Chi lavora con me deve condividere un progetto, deve immedesimarsi in una modalità narrativa un po’ anomala. Nei nostri racconti abbiamo reintrodotto le pause, abbiamo creato uno spazio riflessivo. Abbiamo una redazione molto piccola, da due anni lavora con me Gabriella Quartulli, condividiamo ogni parte del processo, dalle riprese al montaggio. Chi entra in un programma del genere non può rimanere distante, deve immergersi completamente. Le persone non devono avvicinarsi al racconto soltanto con la curiosità. Io dico sempre che le storie devono avere un reagente morale, devono avere un peso, un senso, un’etica.

A proposito di storie…

Abbiamo ormai assunto un atteggiamento verso le cose, verso gli altri che è dettato dalla fretta, mentre a me interessa che le storie vengano raccontate con il giusto tempo. La televisione non deve essere fagocitata, non deve lasciarsi avvolgere dal vortice imposto dalla velocità, per esempio dei social, ma deve rimanere se stessa, deve mantenere gli stessi canoni espressivi del cinema: immagini, i dialoghi e anche le pause.
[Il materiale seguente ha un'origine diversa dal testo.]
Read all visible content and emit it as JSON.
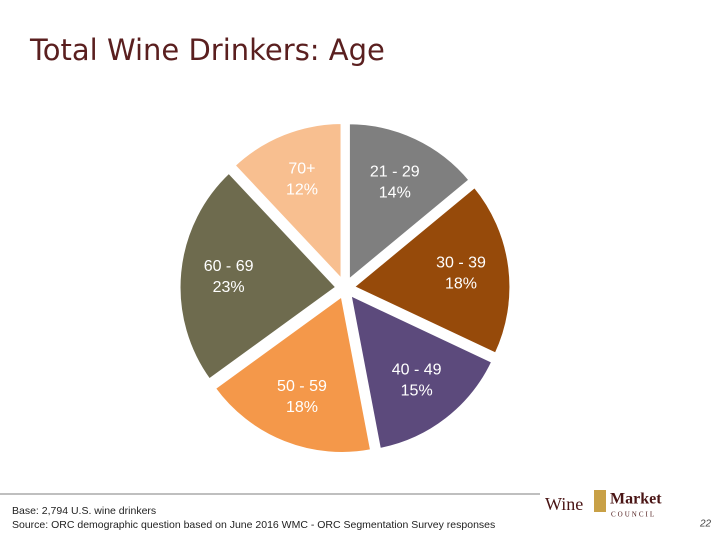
{
  "chart_data": {
    "type": "pie",
    "title": "Total Wine Drinkers: Age",
    "categories": [
      "21 - 29",
      "30 - 39",
      "40 - 49",
      "50 - 59",
      "60 - 69",
      "70+"
    ],
    "values": [
      14,
      18,
      15,
      18,
      23,
      12
    ],
    "value_labels": [
      "14%",
      "18%",
      "15%",
      "18%",
      "23%",
      "12%"
    ],
    "colors": [
      "#7f7f7f",
      "#964a0a",
      "#5c4a7c",
      "#f4984a",
      "#6e6b4e",
      "#f8bf90"
    ]
  },
  "footer": {
    "base": "Base: 2,794 U.S. wine drinkers",
    "source": "Source: ORC demographic question based on June 2016 WMC - ORC Segmentation Survey responses",
    "logo_wine": "Wine",
    "logo_market": "Market",
    "logo_council": "COUNCIL",
    "page_number": "22"
  }
}
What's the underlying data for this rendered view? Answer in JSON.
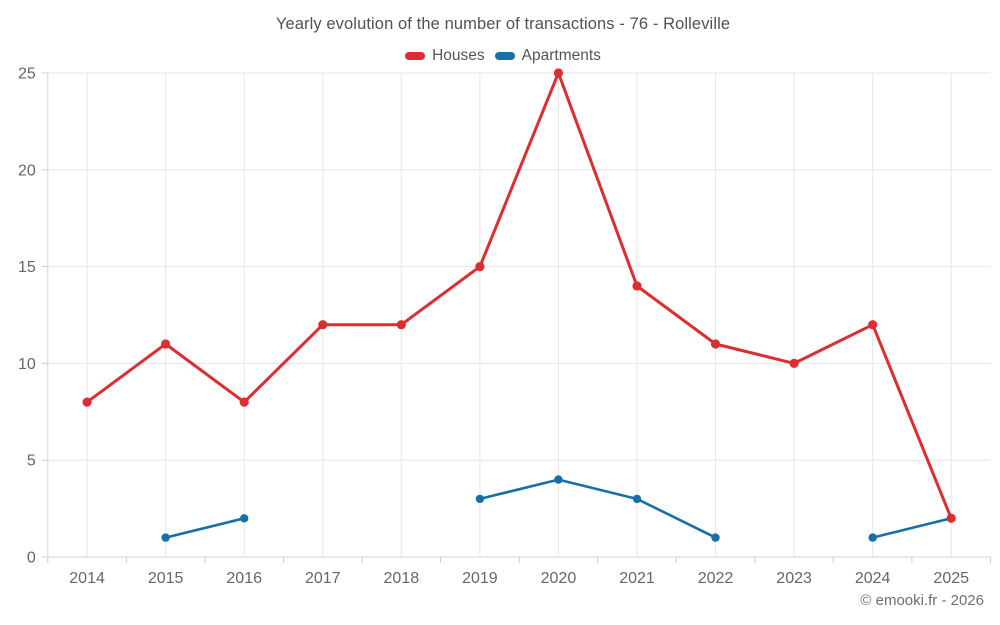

Tutto questo io non lo voglio perdere, anche a costo di andare controcorrente.

Il tuo è un giornalistico, ma anche un atto di osservazione sociologica. Come mantieni l’equilibrio?

In questi hanno ho imparato a esserci pienamente, essere un testimone nelle storie, mai protagonista, però, cercando di creare un racconto partecipante. Questo è un meccanismo mutuato dalla sociologia, per cui, chi entra per raccontare qualcosa, ha un punto di osservazione privilegiato, ma non deve sovrastare, entra nella narrazione in punta di piedi, con rispetto, cammina a fianco dei protagonisti. Sono gli occhi del telespettatore, guardo, mi immedesimo, racconto ciò che vedo senza alterarlo.

“Che ci faccio qui?” ha raggiunto anche il teatro…

Il teatro è diventato parte di questo bellissimo percorso, mi ha permesso di rinsaldare il legame con il pubblico, con quella comunità che attende la nuova stagione del programma, ma soprattutto ha rotto la quarta parete, facendomi uscire dal virtuale per entrare in contatto fisico con le persone. Se in tv parlo pochissimo, a teatro prendo la parola, divento parte attiva del racconto, compensando quello che il piccolo schermo non riesce a descrivere. Sul palcoscenico è come se riuscissi a entrare ancora di più nelle pieghe delle storie, un esperimento che mi ha restituito forza, energia, uno sguardo ancora più attento.

Ti senti una persona soddisfatta?

Soddisfatto è una parola difficile. Io sono un perfezionista, un professionista molto esigente, che cura con attenzione maniacale ogni dettaglio del lavoro, dalla scelta delle storie al montaggio. E questo significa che trovo sempre qualcosa da migliorare, soprattutto quando il livello è alto. Però sì, sono soddisfatto come persona, perché in tutti questi anni non mi sono mai dovuto piegato a logiche che non condividevo, ho potuto esprimere liberamente il mio pensiero. E in questi tempi, questo è già un grande privilegio.